O ponto alto era o clube União Lira Serrana, palco das festividades de carnaval, réveillon e domingueiras que reunia toda a comunidade.

Quantas recordações povoavam a cabeça grisalha de Natália.

Quantas ilusões vividas sob o batuque das bandinhas musicais que animavam os bailinhos de então.

Promessas de amor que duravam apenas aquelas noites de carnaval e que depois se perdiam durante a quaresma para nunca mais ouvir falar.

É verdade que a esperança a alimentava durante alguns meses para depois aceitar a desilusão.

Ao mudar-se da cidade para São Paulo, já com idade de frequentar os bailes e corsos carnavalescos, Natália continuou com sua fascinação pelas festividades de Momo.

Não perdia um ensaio de Escola de Samba e até passou a frequentar uma quadra da Mocidade Alegre, que ficava perto de sua casa. Lá, conseguiu seu primeiro emprego aos dezoito anos. Costureira de mão cheia, arte que aprendera com a mãe, foi contratada para confeccionar as fantasias que seriam usadas no próximo desfile.

Dedicou-se tanto que foi convidada a desfilar pela escola como destaque, cuja fantasia teria que produzir.
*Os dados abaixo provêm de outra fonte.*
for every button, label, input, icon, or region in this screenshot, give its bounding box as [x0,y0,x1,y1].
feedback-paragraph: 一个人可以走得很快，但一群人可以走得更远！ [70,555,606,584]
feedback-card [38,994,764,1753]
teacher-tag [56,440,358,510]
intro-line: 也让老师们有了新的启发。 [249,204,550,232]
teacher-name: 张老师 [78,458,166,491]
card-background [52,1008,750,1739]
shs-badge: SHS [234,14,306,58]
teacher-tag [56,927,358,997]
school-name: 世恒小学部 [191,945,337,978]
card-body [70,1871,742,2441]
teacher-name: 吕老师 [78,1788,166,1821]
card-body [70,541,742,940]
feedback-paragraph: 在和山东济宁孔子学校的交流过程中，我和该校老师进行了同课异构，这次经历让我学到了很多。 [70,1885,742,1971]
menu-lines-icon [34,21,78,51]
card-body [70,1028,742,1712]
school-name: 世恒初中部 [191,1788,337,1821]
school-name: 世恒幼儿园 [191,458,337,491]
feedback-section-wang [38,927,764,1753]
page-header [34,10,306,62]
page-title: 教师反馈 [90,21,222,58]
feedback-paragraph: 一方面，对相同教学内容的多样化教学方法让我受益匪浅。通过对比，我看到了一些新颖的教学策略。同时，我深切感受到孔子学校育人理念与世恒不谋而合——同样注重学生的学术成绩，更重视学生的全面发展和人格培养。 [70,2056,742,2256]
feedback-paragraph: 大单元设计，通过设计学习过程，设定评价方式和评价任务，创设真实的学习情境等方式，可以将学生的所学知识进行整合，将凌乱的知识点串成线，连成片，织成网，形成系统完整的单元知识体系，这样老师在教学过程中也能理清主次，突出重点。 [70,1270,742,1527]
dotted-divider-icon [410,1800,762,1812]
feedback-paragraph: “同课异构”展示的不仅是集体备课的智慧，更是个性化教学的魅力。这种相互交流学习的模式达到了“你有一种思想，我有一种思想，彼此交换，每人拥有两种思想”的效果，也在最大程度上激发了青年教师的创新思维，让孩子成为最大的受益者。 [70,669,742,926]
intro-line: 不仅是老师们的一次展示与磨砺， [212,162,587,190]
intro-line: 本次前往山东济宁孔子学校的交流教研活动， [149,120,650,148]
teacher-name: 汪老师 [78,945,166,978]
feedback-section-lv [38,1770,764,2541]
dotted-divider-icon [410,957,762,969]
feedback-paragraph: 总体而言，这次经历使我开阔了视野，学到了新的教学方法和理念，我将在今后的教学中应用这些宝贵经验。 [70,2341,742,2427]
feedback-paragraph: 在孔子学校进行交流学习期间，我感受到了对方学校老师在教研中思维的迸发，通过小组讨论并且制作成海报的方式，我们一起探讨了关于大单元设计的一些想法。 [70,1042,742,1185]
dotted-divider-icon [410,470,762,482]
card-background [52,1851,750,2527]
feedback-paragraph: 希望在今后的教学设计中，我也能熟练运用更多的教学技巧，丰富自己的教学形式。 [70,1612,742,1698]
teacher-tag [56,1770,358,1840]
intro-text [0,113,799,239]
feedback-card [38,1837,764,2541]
Ao atravessar a passarela, Natália mal podia acreditar que estava ali naquele momento mágico, participando de toda aquela alegria festiva, ao ritmo contagiante da bateria.

Lá, encontrou aquele que foi o amor de sua vida, Mestre-Sala Fernandinho.

Durante doze anos, viveu aquele sonho de amor. Mas o sonho acabou e Fernandinho apaixonou-se perdidamente pela porta-bandeira da escola, uma linda jovem de vinte anos.

Para Natália ficou apenas a lembrança de momentos maravilhosos vividos. A proximidade do casal, entretanto, obrigou-a a afastar-se dali.

Continuou costurando para sobreviver, mas nunca mais seus olhos brilharam como dois faroletes. Tornaram-se opacos e tristes, o que não a impediram de, a cada ano, reviver os carnavais passados.

Hoje, só lhe resta ligar a TV e acompanhar os desfiles, até que o sono implacável venha cerrar-lhe os olhos e, quem sabe, levá-la a sonhos inimagináveis repletos de pedacinhos coloridos de confetes.